Au bout de 11,2 ans, après la dernière seconde d’ensoleillement, nous
relâcheront le dispositif, pour une nuit. Une seule nuit, tous les 11,2 ans, ou
nous pourrons jouir de nouveau des couleurs. C’est le seul prix a payer pour
mon générateur perpétuel d’énergie propre.
Il y avait un prix à payer. L’audience le savait. Celui d’un
sacrifice d’ordre purement esthétique, pour ne pas dire poétique, semblait le
plus léger d’entre ceux qu’ils avaient entendus cette semaine.
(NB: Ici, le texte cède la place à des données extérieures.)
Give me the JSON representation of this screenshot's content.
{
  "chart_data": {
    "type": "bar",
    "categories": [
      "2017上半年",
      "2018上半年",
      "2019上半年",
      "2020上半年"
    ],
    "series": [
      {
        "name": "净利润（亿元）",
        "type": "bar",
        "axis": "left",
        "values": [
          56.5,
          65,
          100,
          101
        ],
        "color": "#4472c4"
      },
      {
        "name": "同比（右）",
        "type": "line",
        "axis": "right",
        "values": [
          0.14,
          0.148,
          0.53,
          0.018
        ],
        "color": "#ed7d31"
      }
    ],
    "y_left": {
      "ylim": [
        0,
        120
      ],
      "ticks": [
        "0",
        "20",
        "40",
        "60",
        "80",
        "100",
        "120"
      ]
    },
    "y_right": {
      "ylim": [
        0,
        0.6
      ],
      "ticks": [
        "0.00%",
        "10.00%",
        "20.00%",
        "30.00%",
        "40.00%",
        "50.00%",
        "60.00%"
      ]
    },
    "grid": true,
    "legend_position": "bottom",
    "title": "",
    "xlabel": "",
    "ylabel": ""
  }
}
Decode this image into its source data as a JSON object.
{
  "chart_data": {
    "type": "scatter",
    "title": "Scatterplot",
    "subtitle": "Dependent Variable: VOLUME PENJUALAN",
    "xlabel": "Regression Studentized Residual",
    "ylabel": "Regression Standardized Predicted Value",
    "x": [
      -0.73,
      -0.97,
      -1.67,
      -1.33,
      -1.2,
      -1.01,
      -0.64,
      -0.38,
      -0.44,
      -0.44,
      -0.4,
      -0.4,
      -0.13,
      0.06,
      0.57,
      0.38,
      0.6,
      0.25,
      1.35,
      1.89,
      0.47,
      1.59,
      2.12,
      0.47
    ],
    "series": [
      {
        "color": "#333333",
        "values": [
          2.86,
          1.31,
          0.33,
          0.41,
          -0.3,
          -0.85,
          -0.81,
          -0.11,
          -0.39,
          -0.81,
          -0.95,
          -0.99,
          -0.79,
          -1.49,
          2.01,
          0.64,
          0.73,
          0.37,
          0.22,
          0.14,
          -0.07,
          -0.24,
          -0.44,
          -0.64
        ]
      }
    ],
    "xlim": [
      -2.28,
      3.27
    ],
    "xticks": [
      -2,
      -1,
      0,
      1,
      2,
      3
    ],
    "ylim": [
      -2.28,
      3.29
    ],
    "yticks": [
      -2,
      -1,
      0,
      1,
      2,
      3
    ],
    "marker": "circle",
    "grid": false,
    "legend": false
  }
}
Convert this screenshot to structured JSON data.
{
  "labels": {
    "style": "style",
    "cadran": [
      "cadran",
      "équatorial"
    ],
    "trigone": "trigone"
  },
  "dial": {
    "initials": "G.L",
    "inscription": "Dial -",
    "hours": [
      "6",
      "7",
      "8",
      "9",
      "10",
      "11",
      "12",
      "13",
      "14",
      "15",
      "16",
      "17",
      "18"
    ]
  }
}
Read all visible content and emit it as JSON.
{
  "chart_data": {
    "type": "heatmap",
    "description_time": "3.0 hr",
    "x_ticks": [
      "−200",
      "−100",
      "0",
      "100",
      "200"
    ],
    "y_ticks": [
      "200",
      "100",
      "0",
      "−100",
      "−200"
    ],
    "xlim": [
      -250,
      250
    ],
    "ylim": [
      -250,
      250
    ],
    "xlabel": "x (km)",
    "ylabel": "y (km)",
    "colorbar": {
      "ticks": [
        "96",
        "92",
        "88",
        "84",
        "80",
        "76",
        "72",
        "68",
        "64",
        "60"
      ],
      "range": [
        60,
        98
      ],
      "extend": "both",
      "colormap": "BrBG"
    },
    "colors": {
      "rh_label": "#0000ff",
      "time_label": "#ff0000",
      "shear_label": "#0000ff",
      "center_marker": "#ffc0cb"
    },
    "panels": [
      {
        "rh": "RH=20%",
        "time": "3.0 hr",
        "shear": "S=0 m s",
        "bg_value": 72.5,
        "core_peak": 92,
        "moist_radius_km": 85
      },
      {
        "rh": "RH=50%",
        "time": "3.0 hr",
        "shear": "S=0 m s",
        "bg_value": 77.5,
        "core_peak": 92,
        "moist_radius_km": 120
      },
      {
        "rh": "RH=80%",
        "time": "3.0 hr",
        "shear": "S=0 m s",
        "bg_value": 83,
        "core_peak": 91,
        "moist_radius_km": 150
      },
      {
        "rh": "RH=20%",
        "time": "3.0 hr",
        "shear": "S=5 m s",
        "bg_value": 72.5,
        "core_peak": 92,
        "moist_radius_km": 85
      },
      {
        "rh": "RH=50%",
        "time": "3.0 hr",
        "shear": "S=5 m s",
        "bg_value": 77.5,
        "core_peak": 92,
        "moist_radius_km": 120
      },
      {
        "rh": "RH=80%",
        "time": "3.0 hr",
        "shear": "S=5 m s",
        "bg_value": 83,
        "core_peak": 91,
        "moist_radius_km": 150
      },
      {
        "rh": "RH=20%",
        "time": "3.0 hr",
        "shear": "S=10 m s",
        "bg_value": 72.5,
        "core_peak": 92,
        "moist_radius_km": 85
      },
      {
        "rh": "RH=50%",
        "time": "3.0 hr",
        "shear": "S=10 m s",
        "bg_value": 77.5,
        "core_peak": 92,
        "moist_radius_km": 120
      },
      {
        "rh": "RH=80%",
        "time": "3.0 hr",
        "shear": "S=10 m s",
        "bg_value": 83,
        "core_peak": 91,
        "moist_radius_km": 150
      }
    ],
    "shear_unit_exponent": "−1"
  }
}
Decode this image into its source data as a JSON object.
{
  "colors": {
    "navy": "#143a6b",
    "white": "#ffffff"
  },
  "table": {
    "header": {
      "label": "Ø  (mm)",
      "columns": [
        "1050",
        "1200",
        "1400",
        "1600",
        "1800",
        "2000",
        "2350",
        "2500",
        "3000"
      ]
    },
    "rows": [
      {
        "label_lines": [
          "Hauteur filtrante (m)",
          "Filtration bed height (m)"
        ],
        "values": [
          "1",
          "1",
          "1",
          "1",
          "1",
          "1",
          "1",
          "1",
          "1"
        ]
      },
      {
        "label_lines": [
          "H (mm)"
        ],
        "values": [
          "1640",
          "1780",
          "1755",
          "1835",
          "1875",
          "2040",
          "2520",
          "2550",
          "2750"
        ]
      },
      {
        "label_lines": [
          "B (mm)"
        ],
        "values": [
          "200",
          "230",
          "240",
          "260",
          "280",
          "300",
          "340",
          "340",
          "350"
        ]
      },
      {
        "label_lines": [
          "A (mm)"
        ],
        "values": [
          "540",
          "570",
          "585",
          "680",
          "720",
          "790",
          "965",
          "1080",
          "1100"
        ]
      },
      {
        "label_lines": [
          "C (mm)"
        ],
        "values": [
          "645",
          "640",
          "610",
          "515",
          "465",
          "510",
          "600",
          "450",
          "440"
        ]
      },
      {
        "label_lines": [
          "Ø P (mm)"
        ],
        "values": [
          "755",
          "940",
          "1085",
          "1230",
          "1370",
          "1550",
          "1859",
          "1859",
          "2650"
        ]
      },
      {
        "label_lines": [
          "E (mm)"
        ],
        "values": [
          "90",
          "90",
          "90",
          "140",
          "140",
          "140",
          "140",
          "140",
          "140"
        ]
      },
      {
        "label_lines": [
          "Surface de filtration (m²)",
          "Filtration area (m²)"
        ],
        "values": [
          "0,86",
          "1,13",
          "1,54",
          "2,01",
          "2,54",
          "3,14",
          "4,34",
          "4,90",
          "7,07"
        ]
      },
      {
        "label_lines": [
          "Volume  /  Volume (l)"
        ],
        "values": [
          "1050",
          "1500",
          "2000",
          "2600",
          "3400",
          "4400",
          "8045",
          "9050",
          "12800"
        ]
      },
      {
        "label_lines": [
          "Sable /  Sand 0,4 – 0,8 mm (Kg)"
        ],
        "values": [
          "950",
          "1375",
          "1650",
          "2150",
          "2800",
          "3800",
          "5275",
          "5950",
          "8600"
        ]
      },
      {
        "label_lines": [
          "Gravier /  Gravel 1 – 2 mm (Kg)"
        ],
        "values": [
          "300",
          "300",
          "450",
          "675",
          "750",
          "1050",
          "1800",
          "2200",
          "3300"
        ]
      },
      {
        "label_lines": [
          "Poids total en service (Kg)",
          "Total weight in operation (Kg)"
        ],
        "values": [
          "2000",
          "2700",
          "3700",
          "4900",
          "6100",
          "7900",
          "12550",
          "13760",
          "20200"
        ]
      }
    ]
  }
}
– Lors de la nuit du relâchement, la violence de la vivacité
soudaine des couleurs et des contrastes sera atténuée par la pénombre nocturne.
Il n’y a pas d’accidents à prévoir, conclut Nestor.
Le silence paraissait impossible à briser. Pourtant, une
question surgit d’un coin indéterminé de la salle. Elle avait son importance.
- Quelle couleur choisirons-nous de garder ? - Qu’entendez-vous par là ? - Quelle couleur nous servira de support pour les étendues, les formes, dans la vie de tous les jours, pendant les 11,2 années ? Autrement nous risquons une déréalisation de l’espace sans la couleur ! - Nous prendrons la teinte la plus neutre de la couleur transparente. - Excusez-moi, mais « transparent » n’est pas une couleur ! - C’est la couleur du vent et de l’eau, rétorqua Nestor. Vous verrez. C’est une couleur qui ne fait pas de mal, elle est calme et sèche, elle est parfaite. Il fait beau. Marie regarde par la fenêtre. Son regard est attiré par le bouquet monumental de la place carrée. Elle ne peut pas voir les couleurs, bien sûr, elle est née dans un siècle noir et blanc. Ce que Marie ne sait pas, c’est que c’est son grand-père Nestor qui en est l’agent.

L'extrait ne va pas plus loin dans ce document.